朝から気分がすぐれない。

 まあ、夕べは殆ど眠れなかったのだから仕方ない…… 

 だるい体を、必至で動かし書類を纏めた。


「森田さん、書類を副社長室までお願いします」

 総務の入口に立っていたのは、栗林さんだ。


「あっ…… はい」

 取りあえず返事をする。


「どうしたんですか? 顔色悪いですよ?」

 栗林さんは、本当に心配そうに私を見た。


「い、いえ、ちょっと寝不足なだけですから」

 私は無理矢理に笑顔を作ってみせた。


「とにかく、書類を副社長室にお願いします」


 栗林さんは納得出来ないようで、珍しく笑顔無く言った。



「はい」

 私は頭を下げた。



 副社長はずるい。

 私が断れないように、仕事を押し付けるんだから……


 でも、今日は無責任だけど副社長室へ持っていくのはやめよう……


「佐藤君、申し訳ないけど、これ、社長室に届けてくれる?」

 私はクリアファイルに入った書類を差し出した。


「ええ! 森田さんが行かなくていいんですか?」

 後輩の佐藤くんはちょっと不安そうな顔をした。


「ごめん…… 気分悪くて。
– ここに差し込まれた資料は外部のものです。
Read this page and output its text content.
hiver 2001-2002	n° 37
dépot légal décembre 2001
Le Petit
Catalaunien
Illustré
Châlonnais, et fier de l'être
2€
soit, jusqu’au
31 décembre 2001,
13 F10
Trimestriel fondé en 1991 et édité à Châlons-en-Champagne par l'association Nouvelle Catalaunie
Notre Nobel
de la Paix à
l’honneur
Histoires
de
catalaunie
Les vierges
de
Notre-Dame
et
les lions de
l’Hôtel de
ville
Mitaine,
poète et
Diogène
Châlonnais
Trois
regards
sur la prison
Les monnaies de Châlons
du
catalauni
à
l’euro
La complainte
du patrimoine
今日は早退させてもらうわね……」


 私が顔を上げると……


「森田さん、大丈夫ですか? 顔、真っ青ですよ」


「うん…… ごめん……」


「僕、持って行きますから。早く病院行って下さい」


「ありがとう……」


 私は、帰る支度を始めた。



 会社のビルを出ると、秋とは言っても、まだ熱い陽射しに益々気分が悪くなり、たまらず近くのベンチに腰をおろした。